1. Both parts of the application share a common "model". That suggests to me having a separate model project with a clearly defined API, i.e. an interface exposing all its methods. Test driven development using JUnit is very valuable on such projects. The model project should be layered: business API (aka service layer, aka session facade) interacting with persistence API (DAOs).

2. Both the web application and Swing application should have no business or persistence logic. That should all be in the model project. When you come to add a smartphone app, you just write a web service using the same model and interact with the web service over the wire from the device.

3. This project sounds sufficiently large that a couple of hours spent working through the Maven tutorial would pay dividends later.

4. If I was writing it, I'd probably use Spring. Make a model project configured using Spring, Spring managed transactions. Persistence layer up to you but sitting behind a well-defined API (interfaces) so that you can change it if necessary. If the database structure involves complex object graphs, e.g. Order -> Order Line -> Product, I'd sit Hibernate behind it. Unless the project was expected to scale up to a distributed architecture, in which case I'd make the whole model project EJB3.
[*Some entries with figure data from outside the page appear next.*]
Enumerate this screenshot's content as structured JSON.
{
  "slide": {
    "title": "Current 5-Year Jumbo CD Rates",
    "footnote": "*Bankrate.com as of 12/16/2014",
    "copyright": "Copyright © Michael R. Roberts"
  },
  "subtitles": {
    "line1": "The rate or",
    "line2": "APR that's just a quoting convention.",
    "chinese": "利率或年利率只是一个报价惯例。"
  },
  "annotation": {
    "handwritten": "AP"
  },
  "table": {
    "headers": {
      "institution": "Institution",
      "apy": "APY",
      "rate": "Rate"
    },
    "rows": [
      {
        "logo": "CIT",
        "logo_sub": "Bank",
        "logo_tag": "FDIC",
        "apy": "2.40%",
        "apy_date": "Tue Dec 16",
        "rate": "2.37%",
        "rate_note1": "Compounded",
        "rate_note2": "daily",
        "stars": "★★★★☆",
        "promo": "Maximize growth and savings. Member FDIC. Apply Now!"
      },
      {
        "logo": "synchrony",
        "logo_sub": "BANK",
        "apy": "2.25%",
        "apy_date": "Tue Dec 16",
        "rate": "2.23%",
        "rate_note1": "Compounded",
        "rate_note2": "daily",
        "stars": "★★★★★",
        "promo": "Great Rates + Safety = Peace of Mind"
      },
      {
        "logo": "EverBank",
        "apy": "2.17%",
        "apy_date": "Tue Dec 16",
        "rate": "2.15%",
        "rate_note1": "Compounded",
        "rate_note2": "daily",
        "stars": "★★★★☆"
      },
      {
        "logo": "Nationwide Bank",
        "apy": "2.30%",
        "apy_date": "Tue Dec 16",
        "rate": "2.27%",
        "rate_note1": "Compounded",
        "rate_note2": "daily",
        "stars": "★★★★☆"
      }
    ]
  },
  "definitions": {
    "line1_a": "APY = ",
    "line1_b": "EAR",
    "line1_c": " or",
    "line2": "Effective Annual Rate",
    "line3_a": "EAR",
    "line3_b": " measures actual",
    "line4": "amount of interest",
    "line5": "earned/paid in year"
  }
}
5. What you are doing has been done before. Off the shelf eCommerce solutions (from eBay shop right up to something like WebSphere Commerce, depending on scale) can often work out cheaper than reinventing.

RobikShrestha
June 1st, 2011, 01:43 PM
Thank You for replying but quite frankly most of the things went over the head. I do not even know JSP let alone maven and spring. Seems a lot of study needs to be done. So what I was planning to do was: create web application and swing application sharing same database. Swing application is used by shopkeepers to update their prices and quantities. Web application is used by customer to order and search for items. I am really an amateur. Is this a good idea?

slavik
June 1st, 2011, 01:50 PM
You should not be developing an e-commerce web site in a language you have no knowledge about. Stick to a language you know or get an intro book on Java and learn the basics first. J2EE is a not a beginner level topic.

RobikShrestha
June 1st, 2011, 02:21 PM
Well, I can develop desktop applications in java. I have no idea about j2ee. I am starting out with JSP and am making quite a progress because of past experience in php. I know sql. What else should I learn?

r-senior
June 1st, 2011, 03:42 PM
What else should I learn?
My suggestions would be:

1. Maven - as a Java developer you'll never look back. Honestly.

You can do this now (Maven is in the Ubuntu repositories):

http://maven.apache.org/guides/getting-started/maven-in-five-minutes.html

This will take a couple of hours (treat Ch3-Ch6 as your priority):

http://www.sonatype.com/books/mvnex-book/reference/public-book.html

Once you have a web application that depends on 20-30 jar files, Maven will be your best friend.

2. MVC - as applied to web applications (use servlets/JSP to learn the process, then learn a framework such as Struts2, JSF or Spring MVC)

http://www.oracle.com/technetwork/articles/javase/servlets-jsp-140445.html

3. Learn how to make a clean, self contained (M)odel for MVC that you can re-use in your Swing application, your web application and a web service.

http://www.bigbeeconsultants.co.uk/blog/interfaces-for-decoupling/

Nothing difficult there. Just new. You could just start coding scriptlets in JSP and not bother with this stuff, but you'll get into a mess as the applications get bigger. I've done that.